まあ妥当な判決だろう。賠償額は訴えの十分の一というわけだが、これはちょっと高いような気がする。百万円くらいが適当だったのではないか。

要するに松本側の動き方がまずかったのだ(裁判長は「「著作権侵害ではないことの確認」については棄却」していて、この判断もまた妥当)。裁判にしないで、ウェブサイトやミニコミで愚痴をのべるにとどめていれば注目はされなかった。

松本も槇原もともに、過去にピークをむかえていた人だったために、マスコミによって、こういう残酷な注目のされかたを用意されてしまったわけだ。

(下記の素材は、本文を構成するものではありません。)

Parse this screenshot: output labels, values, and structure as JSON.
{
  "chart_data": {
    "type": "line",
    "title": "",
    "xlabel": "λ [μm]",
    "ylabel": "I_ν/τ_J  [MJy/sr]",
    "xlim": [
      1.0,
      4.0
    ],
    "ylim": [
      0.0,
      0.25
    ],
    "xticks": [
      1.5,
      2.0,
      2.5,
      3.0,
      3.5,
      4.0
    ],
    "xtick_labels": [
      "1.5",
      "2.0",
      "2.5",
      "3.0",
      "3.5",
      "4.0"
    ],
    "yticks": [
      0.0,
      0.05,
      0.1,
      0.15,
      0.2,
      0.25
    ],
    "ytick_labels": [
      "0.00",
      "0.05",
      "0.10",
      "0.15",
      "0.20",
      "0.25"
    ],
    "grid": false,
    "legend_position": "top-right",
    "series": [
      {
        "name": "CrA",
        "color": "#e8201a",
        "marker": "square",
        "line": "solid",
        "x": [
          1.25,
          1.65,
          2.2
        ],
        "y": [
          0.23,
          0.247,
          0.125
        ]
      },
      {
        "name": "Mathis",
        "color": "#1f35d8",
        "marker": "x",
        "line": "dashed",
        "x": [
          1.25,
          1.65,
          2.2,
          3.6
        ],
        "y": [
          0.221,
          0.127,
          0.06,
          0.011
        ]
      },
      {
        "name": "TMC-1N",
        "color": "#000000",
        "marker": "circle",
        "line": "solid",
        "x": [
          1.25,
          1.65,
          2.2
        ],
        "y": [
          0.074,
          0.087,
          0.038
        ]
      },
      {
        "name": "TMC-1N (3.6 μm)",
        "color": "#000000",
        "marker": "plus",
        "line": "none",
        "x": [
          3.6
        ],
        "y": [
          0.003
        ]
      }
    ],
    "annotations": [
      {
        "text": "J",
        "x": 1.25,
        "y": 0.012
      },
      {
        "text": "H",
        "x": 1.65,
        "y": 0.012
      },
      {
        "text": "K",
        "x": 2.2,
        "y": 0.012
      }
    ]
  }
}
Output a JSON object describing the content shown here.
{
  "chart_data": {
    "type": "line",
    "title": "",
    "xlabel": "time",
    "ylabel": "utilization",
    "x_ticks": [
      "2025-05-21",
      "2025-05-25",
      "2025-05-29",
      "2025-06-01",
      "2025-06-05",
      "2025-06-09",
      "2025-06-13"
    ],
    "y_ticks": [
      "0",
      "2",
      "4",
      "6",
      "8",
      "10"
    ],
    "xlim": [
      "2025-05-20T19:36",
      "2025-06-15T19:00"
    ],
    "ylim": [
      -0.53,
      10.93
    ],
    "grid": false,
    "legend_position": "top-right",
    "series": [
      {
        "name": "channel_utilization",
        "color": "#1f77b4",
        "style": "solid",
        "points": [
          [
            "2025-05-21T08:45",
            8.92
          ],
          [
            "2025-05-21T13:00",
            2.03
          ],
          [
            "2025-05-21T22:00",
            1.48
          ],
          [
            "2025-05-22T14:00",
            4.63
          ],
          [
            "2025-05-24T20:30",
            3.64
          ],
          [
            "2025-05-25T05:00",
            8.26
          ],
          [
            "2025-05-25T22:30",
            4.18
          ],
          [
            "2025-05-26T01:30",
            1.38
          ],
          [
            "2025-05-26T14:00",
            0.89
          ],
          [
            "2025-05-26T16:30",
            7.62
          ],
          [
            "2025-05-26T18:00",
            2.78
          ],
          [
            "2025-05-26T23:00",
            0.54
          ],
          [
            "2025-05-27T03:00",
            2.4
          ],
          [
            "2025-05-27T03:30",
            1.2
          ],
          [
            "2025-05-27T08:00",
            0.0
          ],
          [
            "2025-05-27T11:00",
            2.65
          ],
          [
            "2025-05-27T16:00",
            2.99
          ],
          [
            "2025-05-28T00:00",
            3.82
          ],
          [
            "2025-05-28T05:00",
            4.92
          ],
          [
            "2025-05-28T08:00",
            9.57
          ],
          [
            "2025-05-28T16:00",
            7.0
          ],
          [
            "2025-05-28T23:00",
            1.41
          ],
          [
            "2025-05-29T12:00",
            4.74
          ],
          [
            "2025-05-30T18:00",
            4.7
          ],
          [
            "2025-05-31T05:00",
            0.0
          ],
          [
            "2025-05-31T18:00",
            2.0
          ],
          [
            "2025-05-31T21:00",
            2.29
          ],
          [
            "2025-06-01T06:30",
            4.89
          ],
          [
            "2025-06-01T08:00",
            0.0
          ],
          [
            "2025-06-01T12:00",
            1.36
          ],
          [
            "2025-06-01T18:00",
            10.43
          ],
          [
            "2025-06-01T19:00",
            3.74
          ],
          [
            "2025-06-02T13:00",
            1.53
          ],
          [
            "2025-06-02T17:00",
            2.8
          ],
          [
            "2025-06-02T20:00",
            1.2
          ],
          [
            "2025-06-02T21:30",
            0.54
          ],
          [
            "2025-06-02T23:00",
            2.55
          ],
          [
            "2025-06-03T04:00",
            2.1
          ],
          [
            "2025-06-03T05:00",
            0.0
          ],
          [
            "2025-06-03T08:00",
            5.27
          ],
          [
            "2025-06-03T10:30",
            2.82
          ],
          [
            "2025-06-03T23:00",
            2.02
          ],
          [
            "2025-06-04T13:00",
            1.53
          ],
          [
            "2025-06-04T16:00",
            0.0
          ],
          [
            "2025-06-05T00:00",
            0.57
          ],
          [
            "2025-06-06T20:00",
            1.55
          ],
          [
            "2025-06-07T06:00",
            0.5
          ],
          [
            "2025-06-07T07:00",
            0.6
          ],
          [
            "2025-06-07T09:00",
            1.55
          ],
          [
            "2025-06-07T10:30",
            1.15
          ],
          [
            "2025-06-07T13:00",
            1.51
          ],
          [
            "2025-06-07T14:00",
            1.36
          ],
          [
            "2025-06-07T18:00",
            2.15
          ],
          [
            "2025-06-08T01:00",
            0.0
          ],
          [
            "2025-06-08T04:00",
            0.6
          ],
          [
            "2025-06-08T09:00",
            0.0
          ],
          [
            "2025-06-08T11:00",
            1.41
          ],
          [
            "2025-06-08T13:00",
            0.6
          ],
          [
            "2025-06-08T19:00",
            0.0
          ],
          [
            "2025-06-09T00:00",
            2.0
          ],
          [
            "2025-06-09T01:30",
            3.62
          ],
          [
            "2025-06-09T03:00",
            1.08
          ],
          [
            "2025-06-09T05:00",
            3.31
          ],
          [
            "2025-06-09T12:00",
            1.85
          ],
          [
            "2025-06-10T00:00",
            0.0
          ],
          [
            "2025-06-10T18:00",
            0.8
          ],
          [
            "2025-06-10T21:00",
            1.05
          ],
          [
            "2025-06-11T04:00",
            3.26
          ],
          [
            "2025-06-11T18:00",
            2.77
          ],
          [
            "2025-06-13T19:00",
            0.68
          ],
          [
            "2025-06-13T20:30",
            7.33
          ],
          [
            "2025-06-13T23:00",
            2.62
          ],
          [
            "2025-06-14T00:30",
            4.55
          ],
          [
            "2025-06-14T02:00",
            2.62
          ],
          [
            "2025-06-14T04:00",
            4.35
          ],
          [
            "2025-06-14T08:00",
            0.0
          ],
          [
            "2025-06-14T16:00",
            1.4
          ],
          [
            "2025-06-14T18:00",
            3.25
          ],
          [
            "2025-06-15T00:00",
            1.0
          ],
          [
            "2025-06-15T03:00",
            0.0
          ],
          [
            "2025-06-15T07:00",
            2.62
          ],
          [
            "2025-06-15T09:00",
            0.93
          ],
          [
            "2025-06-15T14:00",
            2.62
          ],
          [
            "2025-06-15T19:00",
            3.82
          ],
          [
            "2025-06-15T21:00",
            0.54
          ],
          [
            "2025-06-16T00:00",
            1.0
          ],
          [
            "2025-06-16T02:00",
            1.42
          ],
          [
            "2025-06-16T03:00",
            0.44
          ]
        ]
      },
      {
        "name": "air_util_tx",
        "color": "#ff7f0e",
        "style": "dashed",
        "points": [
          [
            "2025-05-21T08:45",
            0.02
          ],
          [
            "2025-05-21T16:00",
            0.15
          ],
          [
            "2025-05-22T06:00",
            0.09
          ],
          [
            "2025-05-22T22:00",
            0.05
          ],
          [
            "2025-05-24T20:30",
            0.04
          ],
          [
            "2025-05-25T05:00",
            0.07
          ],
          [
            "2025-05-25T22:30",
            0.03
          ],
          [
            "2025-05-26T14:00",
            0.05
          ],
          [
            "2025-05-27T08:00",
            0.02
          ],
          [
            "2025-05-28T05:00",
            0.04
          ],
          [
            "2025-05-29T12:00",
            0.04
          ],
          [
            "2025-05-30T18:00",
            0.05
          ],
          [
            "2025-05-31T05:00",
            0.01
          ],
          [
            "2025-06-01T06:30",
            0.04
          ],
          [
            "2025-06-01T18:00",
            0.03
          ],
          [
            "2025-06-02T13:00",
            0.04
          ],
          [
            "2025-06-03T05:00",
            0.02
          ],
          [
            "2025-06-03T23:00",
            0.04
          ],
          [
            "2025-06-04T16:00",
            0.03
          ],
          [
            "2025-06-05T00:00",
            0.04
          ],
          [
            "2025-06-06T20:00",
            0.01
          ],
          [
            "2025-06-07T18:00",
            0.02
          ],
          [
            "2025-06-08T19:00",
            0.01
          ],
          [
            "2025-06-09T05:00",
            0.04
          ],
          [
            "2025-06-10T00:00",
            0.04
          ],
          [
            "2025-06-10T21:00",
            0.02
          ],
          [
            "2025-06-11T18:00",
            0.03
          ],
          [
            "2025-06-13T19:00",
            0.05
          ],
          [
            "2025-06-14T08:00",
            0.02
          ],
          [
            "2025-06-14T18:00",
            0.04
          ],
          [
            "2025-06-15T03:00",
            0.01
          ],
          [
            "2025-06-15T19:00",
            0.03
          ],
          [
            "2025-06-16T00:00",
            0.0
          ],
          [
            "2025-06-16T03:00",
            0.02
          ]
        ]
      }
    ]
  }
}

池田信夫先生が、この件でまた妙な主張をしている。この裁判が珍妙だったのは、松本が権利を主張した文言が、通常は「願望」あるいは「努力」とするべきところを「夢」におきかえたという、だれでも考えつきそうなものだったからという点につきるのに(「夢も時間を裏切ってはならない」というのは松本らしい感性だと思うが)。日本人の著作権の受け止め方には、池田先生には残念ながら、この裁判は、一ミリも罅をいれることはできなかったのである。

池田先生のいう宮沢賢治うんぬんは、槇原も口にしていたが、かえって反論としては不適切なのである(類似アイデアに有名なものがないために、宮沢オリジナルであるかのように一般の日本人には感じられるため)。